French-based Canal+ is looking to buy out South African video entertainment firm MultiChoice.
Canal+ confirmed it has submitted a letter to MultiChoice’s board of directors, containing a non-binding indicative offer to acquire all of the issued ordinary shares of MultiChoice that it does not already own, subject to obtaining the necessary regulatory approvals.
In a statement, the French company says subject to certain confirmations that Canal+ expects following further engagements with MultiChoice, Canal+ anticipates its offer to be for a cash consideration of R105 per MultiChoice ordinary share.
This would represent a premium of 40% to MultiChoice’s closing share price of R75 on 31 January 2024.
The offer comes as MultiChoice sees dwindling revenues as it faces stiff competition from global players, such as Netflix.
In its financial results for the six months ended 30 September, the company posted group revenue of R28.3 billion, down 1% due to weaker local currencies and consumer pressure.
MultiChoice recently partnered with Comcast’s NBCUniversal and Sky to launch a streaming service targeting the African continent. With this partnership, the firm’s Showmax video streaming offering is looking to take US-based streaming service Netflix head-on.
Under this deal, the new Showmax Group will be 70% owned by MultiChoice and 30% by NBCUniversal. In Nigeria, NBCUniversal will hold an indirect 23.7% stake in the local subsidiary.
Canal+ recently increased its stake in JSE-listed MultiChoice to 31.7% after initially acquiring 6.5% of the company’s total ordinary shares in 2022.
Upon the satisfactory completion of a confirmatory due diligence, Canal+ intends to deliver a firm intention letter to the independent board of MultiChoice, says the French company.
At this stage, it says, there can be no certainty about the progression of the potential offer, nor the terms of any transaction that may occur.
“Canal+ is respectful and observant of all laws and regulations relating to the South African media sector and companies listed on the Johannesburg Stock Exchange. Any firm intention letter submitted would be mindful of the obligations that Canal+ would have in this regard,” it notes.
“Canal+ is actively preparing its listing following the unbundling announcement of its parent company Vivendi. This will allow investors to benefit from the combination of Canal+ and MultiChoice, our ultimate goal being to also obtain a listing in South Africa.
The French firm says it has been a supportive major shareholder in MultiChoice for three years, having grown its investment to become the company’s largest shareholder.
“It is the ambition of Canal+ to create an African media business with enhanced scale, which can thrive in a competitive international market, better serve its consumers with a world-leading offering of sports, local and global content, and ensure Africa can tell her story to a global audience on her own terms.”
Maxime Saada, chairman and CEO of Canal+, says: “Canal+ is a long-term investor in both MultiChoice and South Africa, and is proud to have been actively involved in Africa’s media sector for 30 years.
“For MultiChoice to continue to thrive in Africa, it will require a strategy that enhances its scale, as well as strengthened local and global expertise.
“Our potential offer, if successful, would be an important next step for MultiChoice to realise its full potential.
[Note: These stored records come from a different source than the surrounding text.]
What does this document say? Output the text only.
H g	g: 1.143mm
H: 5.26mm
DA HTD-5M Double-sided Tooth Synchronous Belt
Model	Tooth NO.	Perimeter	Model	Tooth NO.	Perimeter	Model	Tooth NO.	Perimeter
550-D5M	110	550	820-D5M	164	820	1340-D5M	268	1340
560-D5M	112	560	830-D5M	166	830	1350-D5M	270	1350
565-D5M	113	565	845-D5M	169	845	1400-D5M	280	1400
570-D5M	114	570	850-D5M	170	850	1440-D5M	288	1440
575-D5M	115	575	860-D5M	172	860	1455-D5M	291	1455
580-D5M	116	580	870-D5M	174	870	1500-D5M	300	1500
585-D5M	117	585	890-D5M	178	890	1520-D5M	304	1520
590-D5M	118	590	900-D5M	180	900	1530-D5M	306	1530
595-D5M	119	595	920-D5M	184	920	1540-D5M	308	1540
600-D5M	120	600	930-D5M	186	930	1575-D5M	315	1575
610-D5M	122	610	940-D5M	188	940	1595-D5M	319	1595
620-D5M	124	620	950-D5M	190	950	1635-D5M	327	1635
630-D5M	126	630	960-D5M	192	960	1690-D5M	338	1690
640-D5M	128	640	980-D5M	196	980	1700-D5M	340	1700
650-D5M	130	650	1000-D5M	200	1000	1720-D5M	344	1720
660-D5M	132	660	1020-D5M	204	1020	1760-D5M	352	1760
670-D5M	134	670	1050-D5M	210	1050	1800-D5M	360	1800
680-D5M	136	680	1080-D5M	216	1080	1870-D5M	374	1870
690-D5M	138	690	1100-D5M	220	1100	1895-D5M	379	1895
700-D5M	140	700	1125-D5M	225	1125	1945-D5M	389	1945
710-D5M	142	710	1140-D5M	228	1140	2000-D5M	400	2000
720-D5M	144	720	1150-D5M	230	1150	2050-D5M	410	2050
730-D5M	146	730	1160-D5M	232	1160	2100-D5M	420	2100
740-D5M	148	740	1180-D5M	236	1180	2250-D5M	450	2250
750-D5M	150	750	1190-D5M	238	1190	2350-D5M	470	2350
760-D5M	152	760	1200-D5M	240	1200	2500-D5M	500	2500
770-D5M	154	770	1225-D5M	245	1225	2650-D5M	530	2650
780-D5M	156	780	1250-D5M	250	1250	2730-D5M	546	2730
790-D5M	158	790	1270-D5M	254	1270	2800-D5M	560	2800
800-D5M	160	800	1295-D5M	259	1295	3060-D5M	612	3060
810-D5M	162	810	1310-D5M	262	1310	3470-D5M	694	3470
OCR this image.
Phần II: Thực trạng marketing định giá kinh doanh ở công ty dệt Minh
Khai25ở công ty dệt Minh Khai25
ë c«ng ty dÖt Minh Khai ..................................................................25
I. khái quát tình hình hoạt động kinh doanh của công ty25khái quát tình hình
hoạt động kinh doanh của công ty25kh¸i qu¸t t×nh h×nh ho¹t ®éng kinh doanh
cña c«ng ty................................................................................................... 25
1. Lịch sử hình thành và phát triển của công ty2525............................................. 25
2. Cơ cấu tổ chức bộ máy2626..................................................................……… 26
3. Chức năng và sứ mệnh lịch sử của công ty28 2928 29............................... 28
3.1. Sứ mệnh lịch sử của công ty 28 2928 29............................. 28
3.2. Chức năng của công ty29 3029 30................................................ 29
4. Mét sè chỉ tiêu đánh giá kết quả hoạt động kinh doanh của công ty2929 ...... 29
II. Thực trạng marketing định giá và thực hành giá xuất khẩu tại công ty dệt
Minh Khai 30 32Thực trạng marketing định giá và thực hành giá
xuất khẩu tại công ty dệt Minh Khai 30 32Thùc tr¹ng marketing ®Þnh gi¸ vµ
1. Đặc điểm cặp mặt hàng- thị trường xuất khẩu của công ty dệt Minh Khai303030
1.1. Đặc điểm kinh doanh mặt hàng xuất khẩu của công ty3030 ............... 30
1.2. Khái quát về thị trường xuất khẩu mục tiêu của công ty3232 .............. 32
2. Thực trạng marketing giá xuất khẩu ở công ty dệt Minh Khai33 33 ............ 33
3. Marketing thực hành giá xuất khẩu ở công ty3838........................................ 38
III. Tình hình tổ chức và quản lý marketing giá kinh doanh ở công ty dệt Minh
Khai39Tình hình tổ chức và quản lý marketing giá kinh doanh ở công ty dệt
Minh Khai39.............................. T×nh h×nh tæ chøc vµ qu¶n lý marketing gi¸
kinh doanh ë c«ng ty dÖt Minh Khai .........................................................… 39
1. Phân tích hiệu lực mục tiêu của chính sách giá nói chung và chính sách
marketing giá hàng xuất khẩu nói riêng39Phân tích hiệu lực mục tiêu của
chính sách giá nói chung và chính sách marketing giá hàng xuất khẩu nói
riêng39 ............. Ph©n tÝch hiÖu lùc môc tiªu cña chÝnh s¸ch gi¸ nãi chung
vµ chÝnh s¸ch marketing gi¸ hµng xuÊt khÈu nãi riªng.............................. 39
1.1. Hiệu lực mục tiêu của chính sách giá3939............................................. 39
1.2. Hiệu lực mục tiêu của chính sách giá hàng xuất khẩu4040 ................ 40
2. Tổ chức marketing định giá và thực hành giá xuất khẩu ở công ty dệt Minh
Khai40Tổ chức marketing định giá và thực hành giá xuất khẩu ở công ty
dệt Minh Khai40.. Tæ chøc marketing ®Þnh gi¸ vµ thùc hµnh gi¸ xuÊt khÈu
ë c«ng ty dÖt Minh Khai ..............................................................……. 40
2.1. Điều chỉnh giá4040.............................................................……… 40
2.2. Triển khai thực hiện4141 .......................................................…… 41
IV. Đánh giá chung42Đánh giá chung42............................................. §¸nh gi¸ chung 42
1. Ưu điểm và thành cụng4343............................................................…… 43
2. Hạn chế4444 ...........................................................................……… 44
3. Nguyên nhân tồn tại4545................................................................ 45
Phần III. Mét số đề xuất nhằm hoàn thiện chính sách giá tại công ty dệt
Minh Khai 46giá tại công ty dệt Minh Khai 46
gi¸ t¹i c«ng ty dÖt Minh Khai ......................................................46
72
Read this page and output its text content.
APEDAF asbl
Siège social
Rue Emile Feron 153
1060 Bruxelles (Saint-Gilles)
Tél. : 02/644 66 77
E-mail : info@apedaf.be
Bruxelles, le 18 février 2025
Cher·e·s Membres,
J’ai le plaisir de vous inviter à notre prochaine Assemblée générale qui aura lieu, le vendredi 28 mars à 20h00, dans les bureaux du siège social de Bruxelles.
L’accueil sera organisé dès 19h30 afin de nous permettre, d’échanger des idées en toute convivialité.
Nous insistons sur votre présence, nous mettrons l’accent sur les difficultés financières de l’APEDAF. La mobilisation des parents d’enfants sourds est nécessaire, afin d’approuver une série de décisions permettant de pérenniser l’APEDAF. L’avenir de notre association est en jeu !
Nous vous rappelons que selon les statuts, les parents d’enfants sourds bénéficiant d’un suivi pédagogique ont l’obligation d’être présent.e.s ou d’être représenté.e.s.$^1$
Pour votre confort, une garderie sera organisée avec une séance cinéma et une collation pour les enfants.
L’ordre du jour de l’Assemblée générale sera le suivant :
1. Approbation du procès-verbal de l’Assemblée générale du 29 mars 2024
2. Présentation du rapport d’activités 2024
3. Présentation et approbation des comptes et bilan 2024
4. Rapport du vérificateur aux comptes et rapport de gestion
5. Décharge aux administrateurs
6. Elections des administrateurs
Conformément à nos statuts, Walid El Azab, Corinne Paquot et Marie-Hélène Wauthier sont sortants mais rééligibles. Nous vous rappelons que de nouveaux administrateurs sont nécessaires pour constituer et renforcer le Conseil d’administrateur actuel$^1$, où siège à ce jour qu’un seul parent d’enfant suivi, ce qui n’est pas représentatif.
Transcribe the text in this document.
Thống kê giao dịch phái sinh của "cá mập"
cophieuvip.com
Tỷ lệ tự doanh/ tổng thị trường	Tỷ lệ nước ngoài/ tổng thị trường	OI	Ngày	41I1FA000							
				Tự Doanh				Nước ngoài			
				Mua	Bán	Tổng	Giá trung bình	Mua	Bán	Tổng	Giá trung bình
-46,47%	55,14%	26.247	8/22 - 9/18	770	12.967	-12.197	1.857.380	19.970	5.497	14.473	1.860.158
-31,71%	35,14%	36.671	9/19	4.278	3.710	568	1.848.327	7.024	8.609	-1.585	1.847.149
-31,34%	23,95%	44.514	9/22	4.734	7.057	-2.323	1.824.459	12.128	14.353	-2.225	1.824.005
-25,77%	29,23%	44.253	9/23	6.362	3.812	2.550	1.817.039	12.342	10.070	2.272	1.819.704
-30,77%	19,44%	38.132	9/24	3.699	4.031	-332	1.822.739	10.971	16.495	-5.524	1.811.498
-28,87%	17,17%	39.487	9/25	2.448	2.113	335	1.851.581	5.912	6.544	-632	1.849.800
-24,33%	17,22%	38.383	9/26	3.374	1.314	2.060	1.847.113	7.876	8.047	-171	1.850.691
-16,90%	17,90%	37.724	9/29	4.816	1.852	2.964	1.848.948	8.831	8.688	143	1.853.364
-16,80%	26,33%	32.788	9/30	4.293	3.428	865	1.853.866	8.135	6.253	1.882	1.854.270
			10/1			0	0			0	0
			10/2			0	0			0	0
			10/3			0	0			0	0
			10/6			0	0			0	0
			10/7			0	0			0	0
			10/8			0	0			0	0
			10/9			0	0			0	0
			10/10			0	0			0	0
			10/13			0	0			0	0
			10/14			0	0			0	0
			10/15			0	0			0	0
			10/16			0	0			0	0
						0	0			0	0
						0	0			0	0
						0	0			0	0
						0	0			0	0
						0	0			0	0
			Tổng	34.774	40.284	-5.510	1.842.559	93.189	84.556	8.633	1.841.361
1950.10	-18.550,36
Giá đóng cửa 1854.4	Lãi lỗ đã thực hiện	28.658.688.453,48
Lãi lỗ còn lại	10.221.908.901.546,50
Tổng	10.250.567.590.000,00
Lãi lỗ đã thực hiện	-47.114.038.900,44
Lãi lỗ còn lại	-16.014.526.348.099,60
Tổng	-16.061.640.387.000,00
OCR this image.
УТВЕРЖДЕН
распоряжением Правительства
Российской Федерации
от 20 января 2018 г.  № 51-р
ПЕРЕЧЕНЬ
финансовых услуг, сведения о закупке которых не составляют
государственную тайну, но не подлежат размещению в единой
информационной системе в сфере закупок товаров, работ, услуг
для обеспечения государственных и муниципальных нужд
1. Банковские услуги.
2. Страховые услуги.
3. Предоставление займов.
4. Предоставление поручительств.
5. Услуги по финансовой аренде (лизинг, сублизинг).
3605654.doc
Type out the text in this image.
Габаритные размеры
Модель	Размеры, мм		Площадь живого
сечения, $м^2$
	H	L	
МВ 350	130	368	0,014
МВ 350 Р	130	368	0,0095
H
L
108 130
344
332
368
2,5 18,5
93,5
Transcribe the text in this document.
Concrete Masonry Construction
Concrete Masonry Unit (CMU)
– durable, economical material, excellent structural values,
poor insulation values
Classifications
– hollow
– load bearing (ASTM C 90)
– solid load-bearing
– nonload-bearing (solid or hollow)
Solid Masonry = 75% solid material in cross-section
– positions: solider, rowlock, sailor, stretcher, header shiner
Combined with Canal+, MultiChoice would have the resources to invest in scale, local African talent and stories, and best-in-class technology, to allow it to grow in Africa and compete with the global streaming media giants.
“We are steadfast in our belief that MultiChoice could enjoy a bright future as part of a combined group with Canal+.
“As a committed investor and an experienced global media company, we want to ensure MultiChoice and the broader South African creative ecosystem are able to succeed in the long-term,” comments Saada.
“We hope to build on our strong track record of co-operating with MultiChoice to commission ambitious and authentic African content, support more local production companies and deepen access to international sport, while investing in and promoting local sport and their local stars and ambassadors. In turn, this will give viewers more compelling content and further enable Africa to tell her story to a global audience on her own terms.
“We believe that with greater scale, as part of a combined group with Canal+, MultiChoice would enhance its ability to navigate the structural challenges facing the media sector, creating and securing jobs, and providing a platform for the continued success of MultiChoice as Africa’s leading media company.”
MultiChoice today issued a statement confirming it has received the offer from Canal+.
“Accordingly, shareholders are advised to exercise caution when dealing in the group’s securities until a further announcement is made,” the company says.